In our work we propose an alternative approach in which the researcher specifies the number of samples and estimates the associated statistical power. This approach could involve the use of specialized software, since the estimation of statistical power requires a Monte Carlo simulation. However, we offer a simple solution, using a simple Excel spreadsheet, of which we provide all the details.

We propose a constructive method with the following advantages:
1. Facilitates understanding of the concept of statistical power, since it is built from its definition.
2. The result also includes a confidence interval for the statistical power and a random sample that allows studying its distribution.
3. The method is adaptable to changes in conditions: lack of normality, equal or different variances, ...

In our method, the user specifies the expected variances for both populations and the number of samples available for each.
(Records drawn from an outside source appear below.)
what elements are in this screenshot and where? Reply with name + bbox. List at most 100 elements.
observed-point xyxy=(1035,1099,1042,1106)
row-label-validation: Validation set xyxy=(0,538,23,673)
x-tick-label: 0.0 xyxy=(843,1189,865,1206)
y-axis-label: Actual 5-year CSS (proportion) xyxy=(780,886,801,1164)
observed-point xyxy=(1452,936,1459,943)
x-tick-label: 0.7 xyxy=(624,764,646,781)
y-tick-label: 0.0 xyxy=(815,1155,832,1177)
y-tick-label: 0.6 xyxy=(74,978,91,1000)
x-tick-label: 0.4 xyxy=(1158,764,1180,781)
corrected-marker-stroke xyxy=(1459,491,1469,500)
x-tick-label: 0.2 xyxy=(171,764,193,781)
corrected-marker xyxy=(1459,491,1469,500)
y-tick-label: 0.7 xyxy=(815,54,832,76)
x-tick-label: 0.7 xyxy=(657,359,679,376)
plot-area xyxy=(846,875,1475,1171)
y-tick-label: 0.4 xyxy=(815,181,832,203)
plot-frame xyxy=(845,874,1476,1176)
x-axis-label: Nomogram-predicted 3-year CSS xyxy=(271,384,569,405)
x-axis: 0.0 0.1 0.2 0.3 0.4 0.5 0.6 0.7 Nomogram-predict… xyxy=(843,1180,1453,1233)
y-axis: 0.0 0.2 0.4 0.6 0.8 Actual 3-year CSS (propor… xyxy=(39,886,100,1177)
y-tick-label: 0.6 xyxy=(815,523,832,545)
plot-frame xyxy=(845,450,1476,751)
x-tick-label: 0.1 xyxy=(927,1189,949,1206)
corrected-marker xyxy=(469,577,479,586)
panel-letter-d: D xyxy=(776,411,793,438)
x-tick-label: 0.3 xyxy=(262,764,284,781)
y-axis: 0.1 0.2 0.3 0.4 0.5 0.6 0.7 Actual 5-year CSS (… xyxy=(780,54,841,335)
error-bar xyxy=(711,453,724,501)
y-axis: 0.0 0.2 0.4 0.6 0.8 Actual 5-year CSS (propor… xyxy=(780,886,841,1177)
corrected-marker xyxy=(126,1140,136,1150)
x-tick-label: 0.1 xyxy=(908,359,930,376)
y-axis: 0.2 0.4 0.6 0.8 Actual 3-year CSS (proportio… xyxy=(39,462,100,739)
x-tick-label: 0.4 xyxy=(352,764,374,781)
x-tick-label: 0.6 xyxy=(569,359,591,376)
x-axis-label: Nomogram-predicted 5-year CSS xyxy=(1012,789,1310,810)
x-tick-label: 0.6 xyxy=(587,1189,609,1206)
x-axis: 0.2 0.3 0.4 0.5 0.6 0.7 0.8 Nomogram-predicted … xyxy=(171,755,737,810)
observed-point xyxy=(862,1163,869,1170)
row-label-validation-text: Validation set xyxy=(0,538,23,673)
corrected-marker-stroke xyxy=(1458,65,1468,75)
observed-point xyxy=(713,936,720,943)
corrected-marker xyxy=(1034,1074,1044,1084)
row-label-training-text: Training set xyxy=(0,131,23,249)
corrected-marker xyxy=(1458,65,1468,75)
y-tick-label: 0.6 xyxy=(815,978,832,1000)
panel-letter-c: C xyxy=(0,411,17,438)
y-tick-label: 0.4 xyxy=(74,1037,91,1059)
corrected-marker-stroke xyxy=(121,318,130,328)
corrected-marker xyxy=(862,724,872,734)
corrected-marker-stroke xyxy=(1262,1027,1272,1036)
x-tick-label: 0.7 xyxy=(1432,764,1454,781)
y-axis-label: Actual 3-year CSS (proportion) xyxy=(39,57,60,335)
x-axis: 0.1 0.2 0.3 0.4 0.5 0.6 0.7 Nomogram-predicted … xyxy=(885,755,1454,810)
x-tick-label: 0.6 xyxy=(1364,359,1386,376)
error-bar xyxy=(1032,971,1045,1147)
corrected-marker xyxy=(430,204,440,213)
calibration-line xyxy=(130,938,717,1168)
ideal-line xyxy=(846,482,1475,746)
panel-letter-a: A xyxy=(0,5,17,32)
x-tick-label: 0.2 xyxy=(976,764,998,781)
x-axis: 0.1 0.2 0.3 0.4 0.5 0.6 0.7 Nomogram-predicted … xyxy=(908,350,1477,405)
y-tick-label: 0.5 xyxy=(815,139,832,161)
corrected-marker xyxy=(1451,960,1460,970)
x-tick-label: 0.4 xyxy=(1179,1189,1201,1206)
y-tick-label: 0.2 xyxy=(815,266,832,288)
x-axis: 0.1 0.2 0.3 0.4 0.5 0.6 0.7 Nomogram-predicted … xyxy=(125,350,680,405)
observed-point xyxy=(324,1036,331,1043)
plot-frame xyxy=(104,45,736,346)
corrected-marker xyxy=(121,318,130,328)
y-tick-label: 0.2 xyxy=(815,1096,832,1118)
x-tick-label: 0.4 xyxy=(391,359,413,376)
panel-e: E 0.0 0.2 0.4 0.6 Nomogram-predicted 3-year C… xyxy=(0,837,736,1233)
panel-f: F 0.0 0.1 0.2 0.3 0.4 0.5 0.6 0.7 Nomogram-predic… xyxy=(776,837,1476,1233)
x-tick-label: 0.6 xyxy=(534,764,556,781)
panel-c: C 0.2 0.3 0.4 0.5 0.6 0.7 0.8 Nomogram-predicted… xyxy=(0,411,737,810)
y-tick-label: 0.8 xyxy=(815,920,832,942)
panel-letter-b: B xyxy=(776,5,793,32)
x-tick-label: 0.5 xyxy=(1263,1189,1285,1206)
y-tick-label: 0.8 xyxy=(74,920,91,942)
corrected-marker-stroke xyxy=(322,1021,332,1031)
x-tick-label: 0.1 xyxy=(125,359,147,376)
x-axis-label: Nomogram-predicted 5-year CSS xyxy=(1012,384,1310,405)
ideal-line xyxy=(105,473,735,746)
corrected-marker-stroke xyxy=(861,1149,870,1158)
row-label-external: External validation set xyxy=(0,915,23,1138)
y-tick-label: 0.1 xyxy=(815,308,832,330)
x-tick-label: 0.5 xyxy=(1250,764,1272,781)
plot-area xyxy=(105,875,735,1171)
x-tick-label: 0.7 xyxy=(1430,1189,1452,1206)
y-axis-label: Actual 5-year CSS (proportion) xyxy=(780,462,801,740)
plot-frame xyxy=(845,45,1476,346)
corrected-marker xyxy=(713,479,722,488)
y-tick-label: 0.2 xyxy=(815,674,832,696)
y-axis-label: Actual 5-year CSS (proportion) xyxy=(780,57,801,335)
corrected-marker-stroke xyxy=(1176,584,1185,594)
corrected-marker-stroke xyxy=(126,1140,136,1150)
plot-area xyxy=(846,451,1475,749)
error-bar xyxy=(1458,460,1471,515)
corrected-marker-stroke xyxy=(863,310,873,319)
The method generates a Monte Carlo sample for the T statistic (with or without assuming equal variances) and for the associated p-values. The proportion of p-values below the selected significance level (generally 5%) is used to estimate the statistical power and allows us to construct a confidence interval for this parameter.

Although we illustrate the method with the problem of comparing the means of two independent populations, we explain how to extend it to the comparison of proportions and other related problems.